The anti-globalisation movement can be credited with raising and bringing to the attention of millions of people throughout the world issues which only today we really fully understand the importance of. This applies especially to the effects of global market competition, especially on the weaker layers in society and the ‘financialisation’ of the economy, together with the idea that ‘another world is possible’. However, it is precisely in determining a possible alternative that the anti-globalisation movement ran aground, developing a series of theories and models which over the years have been shown to be full of internal contradictions.

Take for example the theories of Toni Negri on imperialism and the centrality of the working class. The idea that there are no longer imperialist powers in conflict over dividing up the world, but a single ‘impero americano’, or that the main force for social transformation is no longer the ‘old’ industrial working class but the so-called ‘multitude’, and that intellectual work is replacing industrial work, have been incapable of explaining what has happened in the last 10 years. There has been an albeit contradictory development of a ‘European imperialism’, which is today playing a leading role in the military intervention in Libya. China has exploded onto the scene as a rival, not just economically, to the USA and the EU. The industrial working class has returned to predominate on the social scene, for example, in Italy, the conflict between the Metal mechanics (FIOM) and the FIAT bosses, and the action in the shipyards. Last but not least is the fact that, precisely because of globalisation, there are today around one billion more industrial workers worldwide.
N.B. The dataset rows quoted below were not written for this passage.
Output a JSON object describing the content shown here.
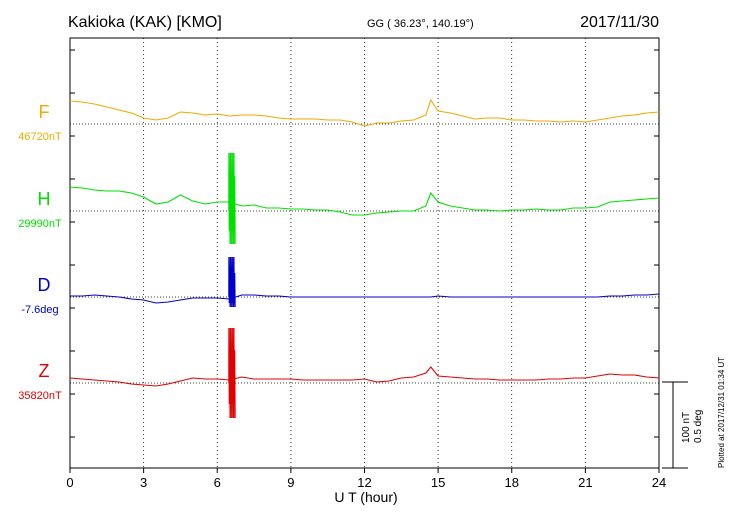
{
  "header": {
    "title": "Kakioka (KAK)  [KMO]",
    "coords": "GG ( 36.23°, 140.19°)",
    "date": "2017/11/30"
  },
  "side_note": "Plotted at 2017/12/31 01:34 UT",
  "scale_bar": {
    "line1": "100 nT",
    "line2": "0.5 deg"
  },
  "colors": {
    "F": "#f0aa00",
    "H": "#00e000",
    "D": "#0000cc",
    "Z": "#e00000",
    "axis": "#000000"
  },
  "chart_data": {
    "type": "line",
    "title": "Kakioka (KAK)  [KMO]",
    "xlabel": "U T (hour)",
    "ylabel": "",
    "xlim": [
      0,
      24
    ],
    "x_ticks": [
      "0",
      "3",
      "6",
      "9",
      "12",
      "15",
      "18",
      "21",
      "24"
    ],
    "grid": "dotted",
    "scale": "100 nT / 0.5 deg per division",
    "x": [
      0,
      0.5,
      1,
      1.5,
      2,
      2.5,
      3,
      3.5,
      4,
      4.5,
      5,
      5.5,
      6,
      6.5,
      7,
      7.5,
      8,
      8.5,
      9,
      9.5,
      10,
      10.5,
      11,
      11.5,
      12,
      12.5,
      13,
      13.5,
      14,
      14.5,
      14.7,
      15,
      15.5,
      16,
      16.5,
      17,
      17.5,
      18,
      18.5,
      19,
      19.5,
      20,
      20.5,
      21,
      21.5,
      22,
      22.5,
      23,
      23.5,
      24
    ],
    "series": [
      {
        "name": "F",
        "label": "F",
        "baseline": "46720nT",
        "color": "#f0aa00",
        "values": [
          23,
          22,
          20,
          17,
          14,
          11,
          6,
          4,
          6,
          12,
          11,
          9,
          10,
          8,
          9,
          9,
          8,
          6,
          5,
          5,
          5,
          4,
          4,
          2,
          -2,
          1,
          1,
          3,
          4,
          9,
          24,
          13,
          11,
          8,
          5,
          6,
          6,
          4,
          4,
          3,
          3,
          2,
          3,
          2,
          4,
          6,
          8,
          9,
          11,
          12
        ]
      },
      {
        "name": "H",
        "label": "H",
        "baseline": "29990nT",
        "color": "#00e000",
        "values": [
          24,
          23,
          21,
          20,
          20,
          18,
          14,
          7,
          9,
          16,
          10,
          7,
          9,
          9,
          5,
          6,
          3,
          3,
          2,
          2,
          1,
          1,
          -1,
          -4,
          -4,
          -2,
          -1,
          0,
          0,
          5,
          18,
          9,
          5,
          3,
          1,
          1,
          0,
          1,
          1,
          2,
          1,
          1,
          3,
          3,
          4,
          9,
          10,
          11,
          12,
          13
        ]
      },
      {
        "name": "D",
        "label": "D",
        "baseline": "-7.6deg",
        "color": "#0000cc",
        "values": [
          1,
          1,
          2,
          1,
          0,
          -2,
          -3,
          -6,
          -5,
          -3,
          -1,
          -1,
          -1,
          -2,
          2,
          2,
          1,
          1,
          0,
          0,
          0,
          0,
          0,
          0,
          0,
          0,
          0,
          0,
          0,
          0,
          0,
          1,
          0,
          0,
          0,
          0,
          0,
          0,
          0,
          0,
          0,
          0,
          0,
          0,
          0,
          1,
          1,
          2,
          2,
          3
        ]
      },
      {
        "name": "Z",
        "label": "Z",
        "baseline": "35820nT",
        "color": "#e00000",
        "values": [
          5,
          4,
          3,
          2,
          1,
          -1,
          -2,
          -3,
          -1,
          2,
          5,
          4,
          4,
          3,
          6,
          4,
          4,
          4,
          4,
          3,
          3,
          3,
          3,
          3,
          4,
          1,
          2,
          5,
          6,
          10,
          16,
          7,
          6,
          5,
          4,
          4,
          3,
          3,
          3,
          3,
          4,
          4,
          5,
          5,
          7,
          9,
          8,
          8,
          6,
          5
        ]
      }
    ],
    "annotations": [
      {
        "series": "H",
        "x": 6.6,
        "note": "spike",
        "min": -33,
        "max": 58
      },
      {
        "series": "D",
        "x": 6.6,
        "note": "spike",
        "min": -10,
        "max": 40
      },
      {
        "series": "Z",
        "x": 6.6,
        "note": "spike",
        "min": -35,
        "max": 55
      }
    ]
  }
}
Impractical ‘solutions’ under capitalism

On the other hand, even the models which were put forward as an example, such as Brazil at the time of Lula and the so-called ‘participatory democracy’, have in the long term revealed their limitations. Lula’s Workers’ Party (PT) has experienced serious electoral defeats including in Porto Allegre itself, and has remained in power only by presenting itself as the force most capable of implementing the IMF’s economic prescriptions. The fact that last year Brazil was entrusted with command of the military corps sent to Haiti indicates how this economic development has been accompanied by a similar development of that country as a political/military power with its own sphere of influence and expansion on the South American chess board. In the same way, the emergence of perverse structural mechanisms on the financial markets – speculative bubbles, derivatives etc – reveal the inadequacy of the Tobin Tax (advocated by the ‘No Global’ movement) even just as a regulatory instrument.
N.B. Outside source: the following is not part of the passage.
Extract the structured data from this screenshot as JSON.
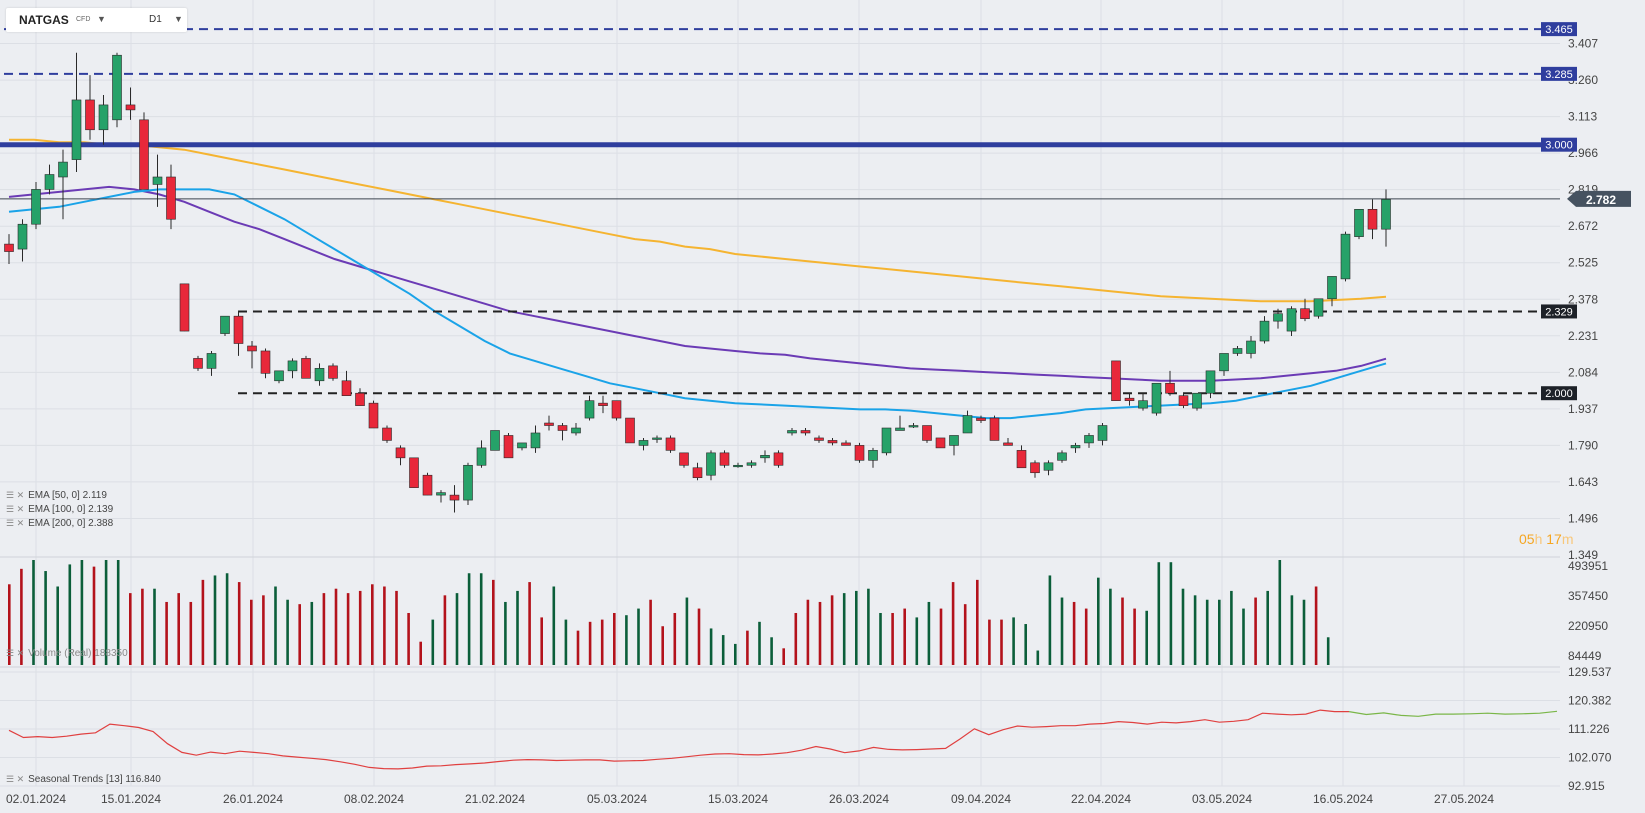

At the time, we were severely criticised for raising these objections. But time has proven them correct. The left leaders, including Fausto Bertinotti of the Communist Refoundation Party(PRC) declared that they agreed with the movement ‘regardless’. In reality they used the anti-globalisation brand name and the attraction that the PRC effectively had for layers of the movement in order to gather the bargaining power to negotiate with the centre-left and then use that to enter the government. A reciprocal pact with the bureaucracy of the movement brought valuable votes to the left parties, and in return parliamentary representation for the movement. This was then used to support the war missions and neo-liberal policies of a government led by one of the main exponents of Goldman Sachs, Romano Prodi.

We think that to struggle for an alternative is possible provided that the force, the tools and the objectives are clearly defined. We continue to think that to bring about a process of social transformation, the workers of today and the youth – the workers of tomorrow – in their political and social organisations, are the main force. The tool should be struggle and the objective a society in which the government is an expression of those who produce the wealth and not those who use that wealth to produce economic crises, war and environmental destruction.